COVID-19: Investing during a crisis

Socio-economic crises cause a universe of emotions that are difficult to stop. This, in addition to the own challenges that each one of them brings with it, makes any commercial dynamics that was stipulated or that is considered to be carried out unpredictable.

In terms of investment, difficult economic times are a challenge to intelligence. However, for those with a greater spirit of innovation, they could become a creative impulse to devise strategies that protect the business, or even grow it. The following reflections are focused on this.

Let’s start from the reality we live in. The COVID-19 pandemic has put the world on alert and there is already talk of an economic recession. Some experts, including people involved in mutual fund management, compare the current scenario to the global crisis of 2008, actually materialized in 2009 and 2010 and still very recent in the minds of all of us. Others, such as the Minister of the Economy of France, Bruno Le Maire, makes a simile with the “Great Depression”, the strongest economic blow of the 20th century, derived from a chain of events that caused a great fall in the Stock Market of New York in 1929.

Hearing the latter is worrisome, above all, knowing that the “Great Depression” has been the global economic crisis that lasted the longest, lasting for more than a decade. However, the times are different; We live in a world where technology allows us to see beyond the obvious and information is the main protagonist.
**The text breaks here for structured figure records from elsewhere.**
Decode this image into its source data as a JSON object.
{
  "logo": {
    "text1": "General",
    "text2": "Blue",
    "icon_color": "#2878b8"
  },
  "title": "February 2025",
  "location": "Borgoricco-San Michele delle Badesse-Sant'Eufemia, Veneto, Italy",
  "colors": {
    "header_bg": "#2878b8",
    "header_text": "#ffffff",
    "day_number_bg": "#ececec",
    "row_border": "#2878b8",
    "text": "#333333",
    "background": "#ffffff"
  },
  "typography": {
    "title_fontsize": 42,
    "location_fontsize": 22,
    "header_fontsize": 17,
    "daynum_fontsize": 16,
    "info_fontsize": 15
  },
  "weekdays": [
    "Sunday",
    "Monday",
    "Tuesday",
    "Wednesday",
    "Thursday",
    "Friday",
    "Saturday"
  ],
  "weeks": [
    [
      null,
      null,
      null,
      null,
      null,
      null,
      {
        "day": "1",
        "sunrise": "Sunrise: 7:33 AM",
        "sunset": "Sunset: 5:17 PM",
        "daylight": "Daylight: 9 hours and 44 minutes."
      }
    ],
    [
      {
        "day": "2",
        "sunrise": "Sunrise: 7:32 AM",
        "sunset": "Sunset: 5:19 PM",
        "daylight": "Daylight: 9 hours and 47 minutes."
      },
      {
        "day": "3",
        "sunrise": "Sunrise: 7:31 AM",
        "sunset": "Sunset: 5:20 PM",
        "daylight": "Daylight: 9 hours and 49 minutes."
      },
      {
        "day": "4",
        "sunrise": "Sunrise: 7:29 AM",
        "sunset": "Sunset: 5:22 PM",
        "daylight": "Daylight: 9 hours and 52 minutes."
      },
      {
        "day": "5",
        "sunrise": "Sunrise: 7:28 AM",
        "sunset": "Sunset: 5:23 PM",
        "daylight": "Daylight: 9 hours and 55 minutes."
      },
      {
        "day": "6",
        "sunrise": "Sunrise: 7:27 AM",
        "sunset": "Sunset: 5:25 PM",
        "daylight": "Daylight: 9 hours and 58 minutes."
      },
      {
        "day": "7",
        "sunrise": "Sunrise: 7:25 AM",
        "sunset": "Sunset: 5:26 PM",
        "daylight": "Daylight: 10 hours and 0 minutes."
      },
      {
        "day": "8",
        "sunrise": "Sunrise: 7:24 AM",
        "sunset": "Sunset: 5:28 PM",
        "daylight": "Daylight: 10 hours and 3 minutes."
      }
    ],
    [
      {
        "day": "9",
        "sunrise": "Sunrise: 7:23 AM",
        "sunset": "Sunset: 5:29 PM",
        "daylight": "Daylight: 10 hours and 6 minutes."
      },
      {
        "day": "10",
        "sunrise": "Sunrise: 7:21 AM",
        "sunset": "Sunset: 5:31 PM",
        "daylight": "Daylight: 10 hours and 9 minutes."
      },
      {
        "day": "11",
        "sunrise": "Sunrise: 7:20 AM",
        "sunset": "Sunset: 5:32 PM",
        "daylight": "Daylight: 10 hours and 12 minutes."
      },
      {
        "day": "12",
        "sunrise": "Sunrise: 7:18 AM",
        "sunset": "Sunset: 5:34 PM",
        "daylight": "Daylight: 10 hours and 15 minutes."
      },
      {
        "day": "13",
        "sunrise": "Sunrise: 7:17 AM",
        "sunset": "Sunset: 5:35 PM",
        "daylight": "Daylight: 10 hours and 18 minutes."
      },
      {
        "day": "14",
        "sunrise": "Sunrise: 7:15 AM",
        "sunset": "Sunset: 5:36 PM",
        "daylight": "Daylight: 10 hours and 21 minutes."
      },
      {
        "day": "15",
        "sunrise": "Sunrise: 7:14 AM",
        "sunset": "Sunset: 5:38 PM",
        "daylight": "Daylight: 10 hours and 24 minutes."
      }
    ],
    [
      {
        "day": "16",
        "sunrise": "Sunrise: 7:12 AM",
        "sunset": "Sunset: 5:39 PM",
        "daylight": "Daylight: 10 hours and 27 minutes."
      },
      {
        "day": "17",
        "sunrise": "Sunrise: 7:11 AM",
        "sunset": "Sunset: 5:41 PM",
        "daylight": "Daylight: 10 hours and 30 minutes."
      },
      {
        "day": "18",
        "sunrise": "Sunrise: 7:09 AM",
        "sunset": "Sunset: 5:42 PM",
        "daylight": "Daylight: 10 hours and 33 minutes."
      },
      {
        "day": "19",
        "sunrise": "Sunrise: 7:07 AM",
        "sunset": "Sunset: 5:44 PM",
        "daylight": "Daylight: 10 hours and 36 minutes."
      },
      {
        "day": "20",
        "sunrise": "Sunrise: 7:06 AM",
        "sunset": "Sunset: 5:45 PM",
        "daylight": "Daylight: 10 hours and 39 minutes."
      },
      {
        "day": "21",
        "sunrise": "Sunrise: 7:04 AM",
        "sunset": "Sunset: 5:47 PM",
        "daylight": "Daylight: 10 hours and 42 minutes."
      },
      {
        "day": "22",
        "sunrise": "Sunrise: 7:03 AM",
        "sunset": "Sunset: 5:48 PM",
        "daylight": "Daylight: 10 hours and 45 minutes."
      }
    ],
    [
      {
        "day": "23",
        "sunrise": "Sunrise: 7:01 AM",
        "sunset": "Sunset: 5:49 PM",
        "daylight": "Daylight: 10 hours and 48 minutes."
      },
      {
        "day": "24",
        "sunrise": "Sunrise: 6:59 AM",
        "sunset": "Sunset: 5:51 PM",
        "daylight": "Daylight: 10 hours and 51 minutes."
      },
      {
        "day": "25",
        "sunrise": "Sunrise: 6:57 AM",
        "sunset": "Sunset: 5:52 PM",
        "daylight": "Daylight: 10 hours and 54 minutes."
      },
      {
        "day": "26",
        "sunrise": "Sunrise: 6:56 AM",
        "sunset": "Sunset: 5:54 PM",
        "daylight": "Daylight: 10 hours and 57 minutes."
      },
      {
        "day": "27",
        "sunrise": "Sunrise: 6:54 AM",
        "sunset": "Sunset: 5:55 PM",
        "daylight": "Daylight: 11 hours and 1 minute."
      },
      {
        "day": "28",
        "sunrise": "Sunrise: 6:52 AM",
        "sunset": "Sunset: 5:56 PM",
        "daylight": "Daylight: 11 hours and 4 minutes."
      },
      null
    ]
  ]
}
Therefore, if we use these resources well, we will not only be able to get out of this crisis together, but with smart moves we could even make the right investments. In addition, contrary to what happened in 2008, when markets and specialists took time to realize the magnitude of what affected us, with COVID-19 we have reacted very in time and that is why the impact is expected to be of less duration and easier recovery.

The big question is: where to invest and how?

Investing in times of crisis merits well-thought-out actions, avoiding rainfall and, especially, being aware of the risks that the crisis itself poses for our capital, as well as the vulnerability that a volatile market brings with it in which decisions are not always made. they are taken from totally rational and well-informed perspectives, but under the influence of accelerated opportunity and emotional intuition, perhaps with past experiences as a guide.

With the above clear, it is possible to open up the creative spectrum and think about investing in solutions that seem appropriate in the current crisis. Some areas of investment that could be considered are:

  • Gold

It is the “old reliable” of investments. It is no secret that investments in gold are among the most stable. This is evident when we identify the increase that its value has had in recent months, reaching 1,700 dollars per ounce in April 2020. According to the United States Federal Reserve, the estimate of the value of gold ranges from 2,000 to 3,000 dollars per ounce. by the end of 2021.

  • Health

As this is a health crisis, the pharmaceutical sector has been one of the least affected. In this sense, those innovation initiatives that, together with technology, contribute to generating necessary advances, with regard to state defenses in the health sector, in the face of the pandemic, stand out. It is also worth considering here other lines that are not necessarily that of drugs. The wellness industry has become a great opportunity that has already been taking positions as an attractive investment.

  • Technology

Companies like Amazon and Netflix, as well as some startups aimed at teleworking solutions, have remained stable during lockdown. In some cases, such as that of the Zoom platform, the pandemic has served as a vindication of the philosophy of these companies, which had been warning about the extensive facilities they offer from the digital world.

Although the aforementioned sectors are the most prominent at this time, the risk posed by a pandemic is naturally much greater than it would be in a more “normal” scenario. Given this, the steps to be taken should be carefully thought out, as any mistake could cause great losses.

Economic crises, for some, come in the form of an opportunity for growth and business stability. Above all, for those who act with impulse control and at the same time dare to be creative and innovate.